Network communication with ChronoMe services is protected through HTTPS/TLS. Stored data is handled on managed storage infrastructure with platform safeguards and access controls.

No system can claim to be free of any risk. Our strategy: "Defense in depth" is a comprehensive, layered cybersecurity strategy that uses multiple, redundant, and complementary security controls to protect data and assets. By layering defenses—physical, network, application, and data—the approach ensures that if one security layer fails, others are in place to stop threats.

Access controls

ChronoMe applies account-based authorization checks across API operations. Sensitive actions are tied to ownership and permission scope, and unauthorized operations are rejected.
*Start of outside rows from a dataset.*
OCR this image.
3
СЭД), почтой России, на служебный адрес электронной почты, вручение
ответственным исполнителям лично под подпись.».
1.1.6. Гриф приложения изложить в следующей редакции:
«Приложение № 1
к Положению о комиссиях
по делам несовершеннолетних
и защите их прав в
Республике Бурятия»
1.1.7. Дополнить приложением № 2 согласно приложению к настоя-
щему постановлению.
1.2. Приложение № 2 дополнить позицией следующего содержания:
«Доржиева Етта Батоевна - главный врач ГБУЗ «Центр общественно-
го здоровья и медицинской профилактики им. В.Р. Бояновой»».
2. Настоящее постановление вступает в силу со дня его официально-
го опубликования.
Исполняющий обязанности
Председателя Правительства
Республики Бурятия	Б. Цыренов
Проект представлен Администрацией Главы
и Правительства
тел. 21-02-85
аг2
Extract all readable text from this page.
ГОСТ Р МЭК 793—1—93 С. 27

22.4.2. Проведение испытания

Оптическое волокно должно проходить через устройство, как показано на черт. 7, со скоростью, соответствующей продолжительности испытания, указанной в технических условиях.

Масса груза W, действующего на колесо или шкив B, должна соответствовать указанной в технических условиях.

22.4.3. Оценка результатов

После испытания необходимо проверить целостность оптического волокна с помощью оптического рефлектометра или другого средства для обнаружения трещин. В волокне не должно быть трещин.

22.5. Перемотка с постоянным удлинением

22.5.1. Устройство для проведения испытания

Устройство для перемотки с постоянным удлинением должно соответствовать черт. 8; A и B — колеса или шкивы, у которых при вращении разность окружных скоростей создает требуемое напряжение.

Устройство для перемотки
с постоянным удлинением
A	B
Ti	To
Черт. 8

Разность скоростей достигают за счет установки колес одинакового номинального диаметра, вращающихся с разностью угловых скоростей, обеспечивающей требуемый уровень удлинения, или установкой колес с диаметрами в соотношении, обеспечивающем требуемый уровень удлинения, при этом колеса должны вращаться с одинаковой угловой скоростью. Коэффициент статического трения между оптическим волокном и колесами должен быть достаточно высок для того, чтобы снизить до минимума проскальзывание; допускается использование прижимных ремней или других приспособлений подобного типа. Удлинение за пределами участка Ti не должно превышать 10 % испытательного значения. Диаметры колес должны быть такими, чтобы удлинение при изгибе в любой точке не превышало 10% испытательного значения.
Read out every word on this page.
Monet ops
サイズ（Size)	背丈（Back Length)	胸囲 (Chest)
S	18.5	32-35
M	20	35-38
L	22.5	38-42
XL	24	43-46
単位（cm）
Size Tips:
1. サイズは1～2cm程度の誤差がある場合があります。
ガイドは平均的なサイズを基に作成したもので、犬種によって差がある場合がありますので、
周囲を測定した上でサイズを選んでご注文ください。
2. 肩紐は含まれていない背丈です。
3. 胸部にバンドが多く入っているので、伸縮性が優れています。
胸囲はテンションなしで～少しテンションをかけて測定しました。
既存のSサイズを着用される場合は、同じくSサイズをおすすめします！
Protected media access uses time-limited signed URLs so files are not exposed as permanently public resources by default.

Conversation consent and training control

Conversation experiences include explicit consent handling and training toggles. Users can control whether session data is used for learning behavior according to flow-specific rules.

For direct human conversations, training-related behavior requires bilateral consent handling in the product flow.

Relationship-aware disclosure controls

ChronoMe supports person-level disclosure policies so users can define what categories of information may be shared with specific people.

Disclosure categories help separate public profile information from more sensitive areas such as private memories or relationship conflicts.

Kid safety and approval flows

Kid-related account actions include parent-approval logic in contact and interaction workflows, reducing uncontrolled access pathways.

Data lifecycle controls

ChronoMe includes user-facing flows for account cancellation and data export requests. These controls support transparency and user-directed data lifecycle actions.

When export is requested, archive generation and access are controlled through authenticated flows and bounded download behavior.

Operational security practices

We use structured deployment and monitoring practices, incident handling procedures, and regular operational reviews to keep platform behavior stable and secure.

Platform integration security posture

ChronoMe integrates infrastructure and AI/video services through controlled API boundaries. We apply a privacy-first product model on top of these services, with explicit permissions, consent controls, and auditable user-facing flows.

Scope and updates

Security practices evolve. We update this page as platform controls and architecture change. For legal rights and obligations, refer to Terms and Privacy pages.